The active spread of COVID-19 in all countries requires a revision of traditional medical diagnostic methods and a more active development of non-contact computer methods, the representative of which is vibraimage technology combined with the capabilities of AI.
In this paper, we do not consider in details ANN structure, presented on the Figure 1 feedforward neural network was selected as enough simple, having low time for training and learning and having high reserves for improving. Also small having database and high-received accuracy are promising more optimization for the next study. Frankly speaking, we were surprised by the practical detection results received from so limited database on pretesting stage and in our understanding it confirms high potential accuracy of suggested method and current AIvsCOVID  program trained on a doubled database.
The authors express their readiness to cooperate with various teams to next improvements of developed method, increase the database for AI training, and improve the accuracy and reliability of the results obtained.
We have developed and offered free COVID-19 test program  with an estimated accuracy better than 99%. In our opinion, its active implementation in all areas will be able to stop the pandemic, and joint efforts to refine it will be able to make it more reliable and possibly universal for detecting new yet unknown diseases.

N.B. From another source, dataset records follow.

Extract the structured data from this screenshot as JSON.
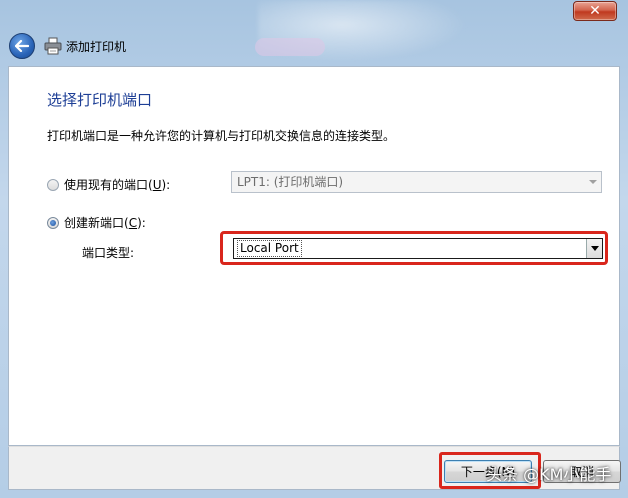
{
  "window": {
    "title": "添加打印机",
    "close_glyph": "✕"
  },
  "page": {
    "heading": "选择打印机端口",
    "description": "打印机端口是一种允许您的计算机与打印机交换信息的连接类型。"
  },
  "options": {
    "existing_port": {
      "label_prefix": "使用现有的端口(",
      "label_accel": "U",
      "label_suffix": "):",
      "selected": false,
      "value": "LPT1: (打印机端口)"
    },
    "new_port": {
      "label_prefix": "创建新端口(",
      "label_accel": "C",
      "label_suffix": "):",
      "selected": true,
      "port_type_label": "端口类型:",
      "port_type_value": "Local Port"
    }
  },
  "buttons": {
    "next": "下一步(N)",
    "cancel": "取消"
  },
  "watermark": "头条 @KM小能手",
  "colors": {
    "heading": "#1e3f96",
    "highlight": "#d9261c"
  }
}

Only regular selftesting and testing all people contact you, will help to stop COVID-19 pandemic.
A global pandemic requires a world effort to end it—none of us will be safe until everyone is safe. Access to vaccines, tests and treatments for everyone who needs them is the only way out—this is a historic test for global cooperation . Testing time and accuracy are so important as vaccines and treatments.
Ethics Approval and Consent to Participate
Authors do not see ethics problems in the current study.
Ethical and professional principles were followed throughout the study. All participants provided written informed consent prior to study entry. All participants could discontinue the prescribed interventions (research) of their choice.